Listed as a placeman in 1693, probably because of his office of keeper of the King’s manor in York, Waller was also classed as a Court supporter by Grascome. The grant of a leave of absence to Edmund Waller on 8 Jan. 1694 makes it even more than likely that the majority of references in the Journals to ‘Mr Waller’ are to the Member for York. Legal concerns again figured largely in his legislative activity: he was involved in the management of bills on the credit of merchant insurers; the ease of jurors; the encouragement of sheriffs; repeal of the capiatur fine; bail in King’s bench; and to prevent vexatious suits. Other drafting committees which can probably be attributed to him are those for encouraging the cloth trade; the registration of deeds; the repeal of the aulnage duty; against coin clippers; and the assize of bread. He may also have been involved in five estate bills, one of which concerned the estate of Letby in Yorkshire.

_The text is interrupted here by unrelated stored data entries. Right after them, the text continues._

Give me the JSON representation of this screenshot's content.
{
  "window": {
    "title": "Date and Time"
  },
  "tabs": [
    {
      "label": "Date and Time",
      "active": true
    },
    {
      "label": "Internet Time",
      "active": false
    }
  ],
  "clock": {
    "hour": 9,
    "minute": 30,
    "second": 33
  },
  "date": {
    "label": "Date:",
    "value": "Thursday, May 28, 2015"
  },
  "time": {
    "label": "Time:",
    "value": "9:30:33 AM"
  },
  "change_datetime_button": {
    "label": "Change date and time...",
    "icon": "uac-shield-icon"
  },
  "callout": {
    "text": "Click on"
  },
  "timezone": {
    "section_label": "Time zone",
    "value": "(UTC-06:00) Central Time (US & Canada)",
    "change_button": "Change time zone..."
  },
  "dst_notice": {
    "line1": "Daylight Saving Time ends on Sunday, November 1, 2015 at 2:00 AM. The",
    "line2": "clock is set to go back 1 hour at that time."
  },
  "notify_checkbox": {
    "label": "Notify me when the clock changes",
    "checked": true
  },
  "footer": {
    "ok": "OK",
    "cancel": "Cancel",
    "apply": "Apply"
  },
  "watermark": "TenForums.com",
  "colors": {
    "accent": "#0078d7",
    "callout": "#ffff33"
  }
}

Despite this activity there is evidence that Waller’s political influence in York was waning, for he was defeated in a contest for the lord mayoralty in November 1694. This did not reduce his involvement at Westminster. Most of the drafting committees in this session may be attributed to Waller. They included measures to recover minors’ debts; regulating prisoners and prisons; vesting interest of judgments and other securities in assignees; dividing lands between joint heirs; continuing expiring laws; against highway robbery; and levying duties on paper. Of these measures, he only undertook the further management of the bill continuing expiring laws. In addition, he seems to have overseen several private bills, possibly as many as eight. His name appears on Henry Guy’s* list of ‘friends’, presumably in connexion with the parliamentary attacks on Guy.7

It was probably because of his defeat in the mayoral election in November 1694 that Waller did not stand for re-election to Parliament the following year. He died intestate on 2 June 1698. Administration of his goods was assigned first to his daughter Penelope, wife of Anthony Roberts, and then to Waller’s widow. His son Robert Waller died in 1711, leaving in his turn another son and heir of the same name.8

Ref Volumes: 1690-1715

Authors: Eveline Cruickshanks / D. W. Hayton


  • 1. York City Archs. ‘Ms. Catalogue of Mayors and Bailiffs of York’ ed. Straife, f. 442.
  • 2. Ibid. f. 442; Surtees Soc. cii. 112, 126, 158; J. Torr, Antiq. York, 126–7, 129–31.
  • 3. Cal. Treas. Bks. ix. 712, 1532.
  • 4. Reresby Mems. 308, 342, 346, 389, 521, 569, 580; CSP Dom. July–Sept. 1683, p. 62; 1685, p. 19; 1689–90, p. 195; Cal. Treas. Bks. ix. 711–12, 1416, 1502, 1532; Torr, 127–8; Drake, Eboracum, 176, 210, 599–601; VCH Yorks. City of York, 530–1.
  • 5. Egerton 3337, f. 182.
  • 6. Luttrell Diary, 293, 345, 476–7; York City Archs. B39, corp. house bk. 1688–1700, f. 59; E85, Andrew Perrot to Waller, 2 Dec. 1693.
  • 7. N. Yorks. RO, Worsley mss ZON13/1/115, Joel Savile to [Thomas Worsley I*], 12 Nov. 1694.
  • 8. Torr, 138; Borthwick Inst. York, probate reg. 1679–1705, f. 400v; 1688–1712 (Ainsty), f. 12v; 1706–17, f. 44v.